Notes on getting MPICH running Under Linux


Up: Frequently Asked Questions Next: poll: protocol failure during circuit creation Previous: Permission Denied

Introduction The purpose of this document is to describe the steps necessary to allow MPICH processes to be started and to communicate with one another. The installation that we are focusing on is a RedHat 7.2 installation with medium security (the default). While other distributions will certainly vary, this is a good example of the sorts of problems that one might run across.

There are three methods for starting MPICH processes that are typically used on clusters today. These are rsh, ssh, and mpd.

We will first describe getting the rsh service working. We will include rlogin in this process because it is helpful for testing. Next we will describe getting ssh working and enabling the ssh-agent to allow for logins without password typing. Finally we will discuss issues related to process communication in MPICH and firewalls.

Enabling rsh By default the rsh server is not installed, and it is necessary for use of the rsh service in starting MPICH processes. The rsh server, in.rshd, is part of the rsh-server RPM. This RPM is located on the first disc of the RedHat 7.2 distribution. The rlogin server, in.rlogind, is also included in this package.

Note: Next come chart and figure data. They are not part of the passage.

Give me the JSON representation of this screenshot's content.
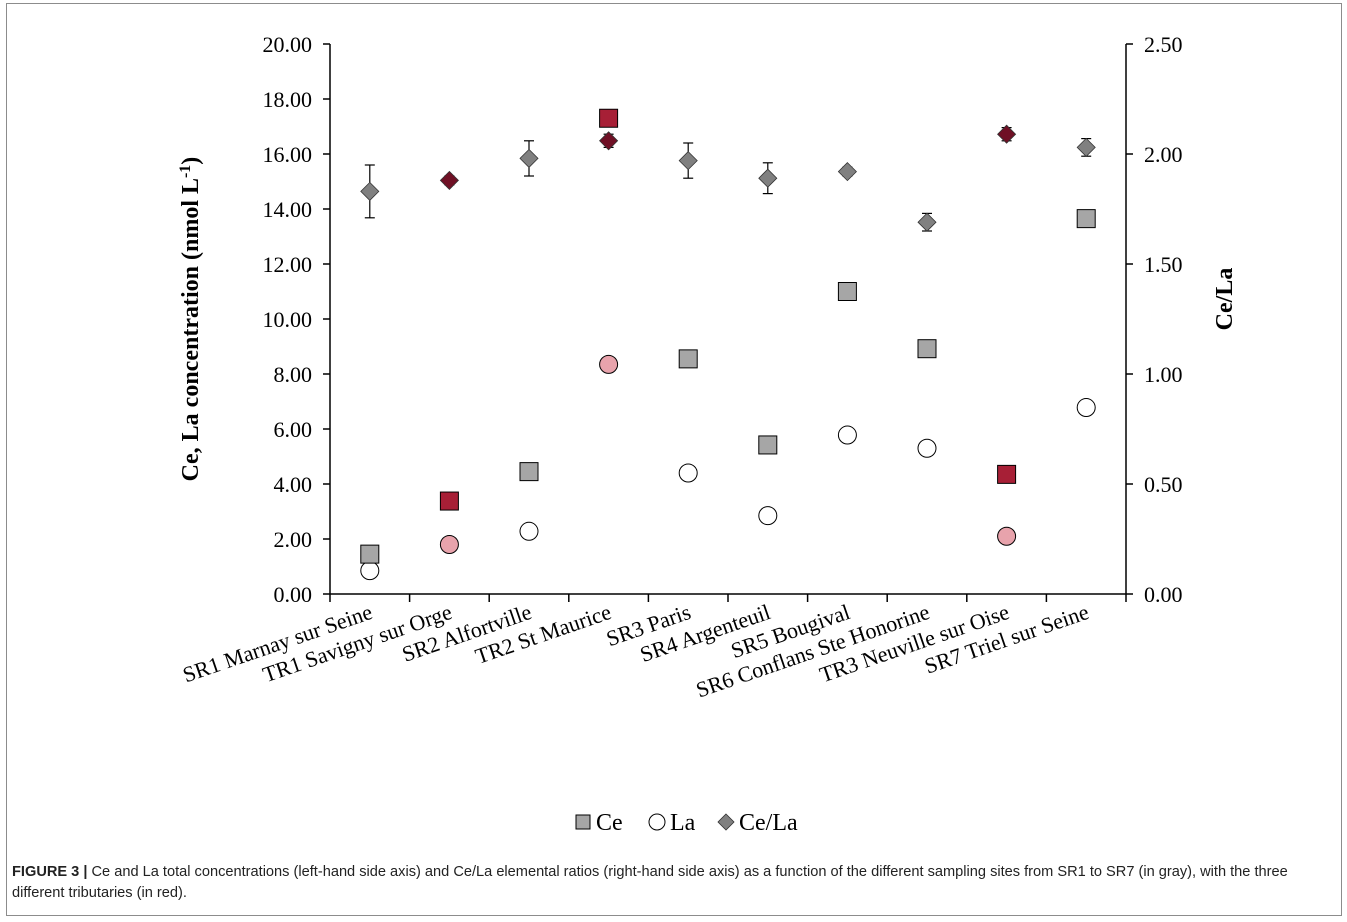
{
  "figure": {
    "label": "FIGURE 3 |",
    "caption": " Ce and La total concentrations (left-hand side axis) and Ce/La elemental ratios (right-hand side axis) as a function of the different sampling sites from SR1 to SR7 (in gray), with the three different tributaries (in red)."
  },
  "colors": {
    "gray_fill": "#a6a6a6",
    "red_square": "#a71f36",
    "red_circle": "#e8a3ac",
    "red_diamond": "#6f1025",
    "gray_diamond": "#808080",
    "axis": "#000000"
  },
  "chart_data": {
    "type": "scatter",
    "categories": [
      "SR1 Marnay sur Seine",
      "TR1 Savigny sur Orge",
      "SR2 Alfortville",
      "TR2 St Maurice",
      "SR3 Paris",
      "SR4 Argenteuil",
      "SR5 Bougival",
      "SR6 Conflans Ste Honorine",
      "TR3 Neuville sur Oise",
      "SR7 Triel sur Seine"
    ],
    "tributary": [
      false,
      true,
      false,
      true,
      false,
      false,
      false,
      false,
      true,
      false
    ],
    "series": [
      {
        "name": "Ce",
        "axis": "left",
        "marker": "square",
        "values": [
          1.45,
          3.38,
          4.45,
          17.3,
          8.55,
          5.42,
          11.0,
          8.92,
          4.35,
          13.65
        ]
      },
      {
        "name": "La",
        "axis": "left",
        "marker": "circle",
        "values": [
          0.85,
          1.8,
          2.28,
          8.35,
          4.4,
          2.85,
          5.78,
          5.3,
          2.1,
          6.78
        ]
      },
      {
        "name": "Ce/La",
        "axis": "right",
        "marker": "diamond",
        "values": [
          1.83,
          1.88,
          1.98,
          2.06,
          1.97,
          1.89,
          1.92,
          1.69,
          2.09,
          2.03
        ],
        "error": [
          0.12,
          0.02,
          0.08,
          0.03,
          0.08,
          0.07,
          0.02,
          0.04,
          0.03,
          0.04
        ]
      }
    ],
    "ylabel_left": "Ce, La concentration (nmol L-1)",
    "ylabel_right": "Ce/La",
    "ylim_left": [
      0,
      20
    ],
    "ylim_right": [
      0,
      2.5
    ],
    "yticks_left": [
      "0.00",
      "2.00",
      "4.00",
      "6.00",
      "8.00",
      "10.00",
      "12.00",
      "14.00",
      "16.00",
      "18.00",
      "20.00"
    ],
    "yticks_right": [
      "0.00",
      "0.50",
      "1.00",
      "1.50",
      "2.00",
      "2.50"
    ],
    "grid": false,
    "legend": {
      "placement": "bottom",
      "items": [
        "Ce",
        "La",
        "Ce/La"
      ]
    }
  }
}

The xinetd server controls the availability of the rsh and rlogin services. This server is installed by default, but by default rsh and rlogin services are disabled. To enable these services, you must edit the files /etc/xinetd.d/rsh and /etc/xinetd.d/rlogin. Here is the rsh file as it looks by default:


# default: on 
# description: The rshd server is the server for the rcmd(3) routine and, \ 
#       consequently, for the rsh(1) program.  The server provides \ 
#       remote execution facilities with authentication based on \ 
#       privileged port numbers from trusted hosts. 
service shell 
{ 
        socket_type             = stream 
        wait                    = no 
        user                    = root 
        log_on_success          += USERID 
        log_on_failure          += USERID 
        server                  = /usr/sbin/in.rshd 
        disable                 = yes 
} 
You must enable the service by changing "disable = yes" to "disable = no". The same must be done to the rlogin config file to enable that service.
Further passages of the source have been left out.